Fadwa Tuqan


The “grande dame of Palestinian letters,” Fadwa Tuqan was born in Nablus in 1917. The sister of the prominent poet, playwright, and Radio Palestine director Ibrahim Tuqan, she shared his poetic talent. However, when her father asked her to write political poetry, she found that because of the repressive social restrictions she faced as a woman, she could not find the connection between her father’s aspirations for her, and her own emotions. In her autobiography, Difficult Journey – Mountainous Journey, published in 1985, Fadwa observed that “the poet must know the world before it can be healed through poetry.” Fadwa struggled to find her voice in her youth and adolescence, and it was not until 1948 with the Palestinian Nakba and the death of her father that Fadwa felt liberated and able to speak from her heart in her poems.
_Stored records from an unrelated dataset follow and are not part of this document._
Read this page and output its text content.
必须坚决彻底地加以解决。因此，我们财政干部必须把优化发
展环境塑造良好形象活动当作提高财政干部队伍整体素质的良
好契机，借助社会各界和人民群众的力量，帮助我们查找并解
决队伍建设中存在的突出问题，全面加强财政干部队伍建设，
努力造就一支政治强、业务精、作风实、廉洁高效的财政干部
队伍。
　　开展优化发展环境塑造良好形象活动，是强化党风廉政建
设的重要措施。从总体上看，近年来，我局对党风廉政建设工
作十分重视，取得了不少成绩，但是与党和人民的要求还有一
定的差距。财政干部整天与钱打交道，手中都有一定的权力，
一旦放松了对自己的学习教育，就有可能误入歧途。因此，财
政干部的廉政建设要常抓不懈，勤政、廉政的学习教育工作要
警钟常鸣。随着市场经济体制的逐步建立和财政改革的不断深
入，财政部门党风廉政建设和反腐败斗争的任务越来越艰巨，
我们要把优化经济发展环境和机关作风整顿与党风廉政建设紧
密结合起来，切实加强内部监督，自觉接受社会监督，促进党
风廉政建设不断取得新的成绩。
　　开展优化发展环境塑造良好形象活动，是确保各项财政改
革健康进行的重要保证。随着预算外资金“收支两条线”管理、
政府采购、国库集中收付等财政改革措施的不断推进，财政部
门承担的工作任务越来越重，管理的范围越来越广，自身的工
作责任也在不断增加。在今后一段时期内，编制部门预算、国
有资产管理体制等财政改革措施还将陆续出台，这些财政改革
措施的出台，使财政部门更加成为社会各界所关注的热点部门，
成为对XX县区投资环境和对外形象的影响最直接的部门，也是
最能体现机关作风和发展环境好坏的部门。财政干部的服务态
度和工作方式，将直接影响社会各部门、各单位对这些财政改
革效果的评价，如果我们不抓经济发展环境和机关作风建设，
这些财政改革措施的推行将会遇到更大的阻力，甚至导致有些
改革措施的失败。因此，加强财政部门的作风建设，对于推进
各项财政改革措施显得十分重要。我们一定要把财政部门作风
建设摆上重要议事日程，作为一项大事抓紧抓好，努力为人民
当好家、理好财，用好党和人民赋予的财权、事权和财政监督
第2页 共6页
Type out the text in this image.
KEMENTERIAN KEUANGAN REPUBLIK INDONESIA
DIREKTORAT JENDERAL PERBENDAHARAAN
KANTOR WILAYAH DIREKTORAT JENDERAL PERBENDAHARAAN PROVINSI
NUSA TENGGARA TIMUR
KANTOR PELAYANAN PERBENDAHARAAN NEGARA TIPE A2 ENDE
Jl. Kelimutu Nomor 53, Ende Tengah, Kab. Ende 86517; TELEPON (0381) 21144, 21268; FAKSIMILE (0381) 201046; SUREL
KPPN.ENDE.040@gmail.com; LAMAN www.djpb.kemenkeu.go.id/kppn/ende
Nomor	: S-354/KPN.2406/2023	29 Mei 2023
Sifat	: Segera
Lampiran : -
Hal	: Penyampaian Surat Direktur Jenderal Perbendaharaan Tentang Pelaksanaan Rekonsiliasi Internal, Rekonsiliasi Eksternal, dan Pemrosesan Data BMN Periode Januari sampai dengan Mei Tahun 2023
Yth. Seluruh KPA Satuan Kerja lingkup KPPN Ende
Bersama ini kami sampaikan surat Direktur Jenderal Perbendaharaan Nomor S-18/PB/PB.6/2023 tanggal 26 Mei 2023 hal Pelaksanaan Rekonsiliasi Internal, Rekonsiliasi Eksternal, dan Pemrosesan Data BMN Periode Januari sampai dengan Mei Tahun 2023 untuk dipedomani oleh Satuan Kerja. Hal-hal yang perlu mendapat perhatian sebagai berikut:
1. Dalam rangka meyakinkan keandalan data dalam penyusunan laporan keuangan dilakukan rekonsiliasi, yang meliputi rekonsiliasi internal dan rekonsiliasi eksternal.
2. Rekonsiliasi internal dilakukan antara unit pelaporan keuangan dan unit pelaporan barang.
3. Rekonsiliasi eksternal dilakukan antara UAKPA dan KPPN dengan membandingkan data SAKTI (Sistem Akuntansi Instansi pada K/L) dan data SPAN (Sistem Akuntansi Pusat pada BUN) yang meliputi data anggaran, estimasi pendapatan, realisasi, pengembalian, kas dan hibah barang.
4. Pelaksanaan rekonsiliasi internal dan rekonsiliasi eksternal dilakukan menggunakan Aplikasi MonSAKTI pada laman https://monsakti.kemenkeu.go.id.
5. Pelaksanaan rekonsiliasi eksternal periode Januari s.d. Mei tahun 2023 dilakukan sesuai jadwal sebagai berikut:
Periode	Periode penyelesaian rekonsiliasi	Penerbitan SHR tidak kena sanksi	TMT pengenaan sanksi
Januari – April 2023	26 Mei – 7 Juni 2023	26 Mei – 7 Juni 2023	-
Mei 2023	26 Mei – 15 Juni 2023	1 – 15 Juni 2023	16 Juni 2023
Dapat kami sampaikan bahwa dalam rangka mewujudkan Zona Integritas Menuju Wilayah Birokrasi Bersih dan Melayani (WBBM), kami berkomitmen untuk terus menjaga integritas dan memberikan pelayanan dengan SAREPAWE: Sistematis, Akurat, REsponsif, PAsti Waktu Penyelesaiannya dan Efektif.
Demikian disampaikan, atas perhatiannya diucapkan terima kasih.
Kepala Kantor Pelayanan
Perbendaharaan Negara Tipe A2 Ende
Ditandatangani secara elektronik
She notes the irony of this, “When the roof fell on Palestine, the veil fell off the face of the Nablus woman.” Tuqan’s work explores many themes especially love and social protest from a woman’s perspective. She began to focus more on the plight of refugees and life under occupation after 1967 and the Israeli take over of her home city, Nablus. Tuqan was a pioneer of the use of free verse in Arabic poetry. She studied English language and literature at Oxford University for two years beginning in 1962. The recipient of many honors including the International Poetry Award, the Jerusalem Award for Culture and Arts (1990), the United Arab Emirates Award (1990), and the Honorary Prize for Poetry (1996), Fadwa died in 2003.